Also the standards of bike design were often quite poor - you were bang in the dooring zone most of the time, for example. It maybe that because motorists are more used to cyclists then they do not need to be built to the same exacting standards that we have over here*

*Cue for hollow laugh - but the design standards certainly in London are very high. It's the reality that lets it down


----------



## Pete (8 Apr 2008)

I've had fair amount of courtesy down in 'my' part of rural France, but then there isn't that much traffic anyway! There is some cycling 'infrastructure' - mostly similar to what we have in UK but I haven't seen anything worthy of the 'Warrington' website yet! One road leading into the nearest large town has had shared-use lines painted in on both pavements, alas! What makes it worse is that the pavement undulates sharply up and down wherever it crosses a private driveway. These paths are signed with blue _circular_ cyclepath signs (not rectangular) - I don't know whether that makes them mandatory. Anyway I haven't cycled along that road yet. Perhaps I ought to lurk there until a French roadie comes along and watch what he does...


----------



## Domestique (17 Apr 2008)

I have really enjoyed all my cycling in Northern Europe. I would be quite happy to ride on cycle paths if we had the same system.
I feel very let down when I make the effort and leave the car behind and take to two wheels at the way cyclists are treated in this country.


----------



## asterix (14 May 2008)

I think it's just an attitude thing.

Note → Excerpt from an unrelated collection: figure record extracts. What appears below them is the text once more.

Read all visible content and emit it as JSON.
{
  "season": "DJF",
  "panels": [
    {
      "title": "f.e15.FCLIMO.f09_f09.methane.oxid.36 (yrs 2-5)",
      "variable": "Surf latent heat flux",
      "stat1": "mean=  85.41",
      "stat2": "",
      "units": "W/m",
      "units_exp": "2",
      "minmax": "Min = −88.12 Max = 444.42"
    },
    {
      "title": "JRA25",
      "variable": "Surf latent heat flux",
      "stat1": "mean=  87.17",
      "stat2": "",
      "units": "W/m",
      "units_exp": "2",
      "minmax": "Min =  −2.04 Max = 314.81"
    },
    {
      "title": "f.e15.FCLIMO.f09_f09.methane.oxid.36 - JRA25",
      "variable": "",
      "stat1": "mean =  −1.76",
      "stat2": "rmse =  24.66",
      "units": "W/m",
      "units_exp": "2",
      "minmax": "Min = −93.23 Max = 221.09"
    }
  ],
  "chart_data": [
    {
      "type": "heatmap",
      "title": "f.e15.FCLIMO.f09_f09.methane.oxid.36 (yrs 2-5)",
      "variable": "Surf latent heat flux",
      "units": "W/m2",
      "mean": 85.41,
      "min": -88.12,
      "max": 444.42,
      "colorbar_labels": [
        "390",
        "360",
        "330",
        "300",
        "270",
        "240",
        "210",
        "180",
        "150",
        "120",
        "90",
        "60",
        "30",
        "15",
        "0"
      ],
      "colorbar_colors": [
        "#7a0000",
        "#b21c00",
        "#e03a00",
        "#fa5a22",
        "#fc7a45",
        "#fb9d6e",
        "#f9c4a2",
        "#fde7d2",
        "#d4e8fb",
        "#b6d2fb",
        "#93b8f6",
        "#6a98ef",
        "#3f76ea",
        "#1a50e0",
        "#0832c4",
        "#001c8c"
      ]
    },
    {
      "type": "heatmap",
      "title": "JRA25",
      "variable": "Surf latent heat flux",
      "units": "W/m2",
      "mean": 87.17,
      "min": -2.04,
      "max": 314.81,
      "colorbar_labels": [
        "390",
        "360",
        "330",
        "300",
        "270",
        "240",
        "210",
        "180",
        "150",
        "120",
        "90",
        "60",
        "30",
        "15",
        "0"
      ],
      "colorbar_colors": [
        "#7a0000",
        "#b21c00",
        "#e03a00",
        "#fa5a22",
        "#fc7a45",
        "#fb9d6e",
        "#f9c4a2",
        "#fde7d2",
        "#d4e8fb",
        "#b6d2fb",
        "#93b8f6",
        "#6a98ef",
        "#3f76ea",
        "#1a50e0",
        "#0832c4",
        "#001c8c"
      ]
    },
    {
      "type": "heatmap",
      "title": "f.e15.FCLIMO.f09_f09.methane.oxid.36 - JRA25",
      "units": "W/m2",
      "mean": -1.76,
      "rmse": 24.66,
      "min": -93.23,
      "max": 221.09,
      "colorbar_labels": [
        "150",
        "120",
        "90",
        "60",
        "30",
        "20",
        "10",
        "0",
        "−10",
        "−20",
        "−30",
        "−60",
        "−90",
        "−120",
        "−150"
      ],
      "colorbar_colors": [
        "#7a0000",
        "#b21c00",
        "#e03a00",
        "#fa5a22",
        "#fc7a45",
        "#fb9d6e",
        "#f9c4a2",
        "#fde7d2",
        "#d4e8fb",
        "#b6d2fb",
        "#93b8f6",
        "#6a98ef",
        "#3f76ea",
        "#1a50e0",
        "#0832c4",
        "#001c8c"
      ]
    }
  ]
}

As someone said, if you get passed impatiently and too close round here, it'll be a British reg car. Loads of cyclists out at le weekend almost always on good bikes and very often unhelmetted.


----------



## Alves (14 May 2008)

One reason "foreign drivers" overtake cyclists badly is because they are driving on the wrong side and fear that they cannot judge how much space their passenger side is into the other lane but feel they can drive closely to a cyclist because they can judge it better because the driver thinks he can see the cyclist better. This works for european drivers in the UK, I think. I have noticed this on some of our country roads in Scotland in the summer. That's my theory anyway for the reason for drivers to drive dangerously, not an excuse, just an explanation.


----------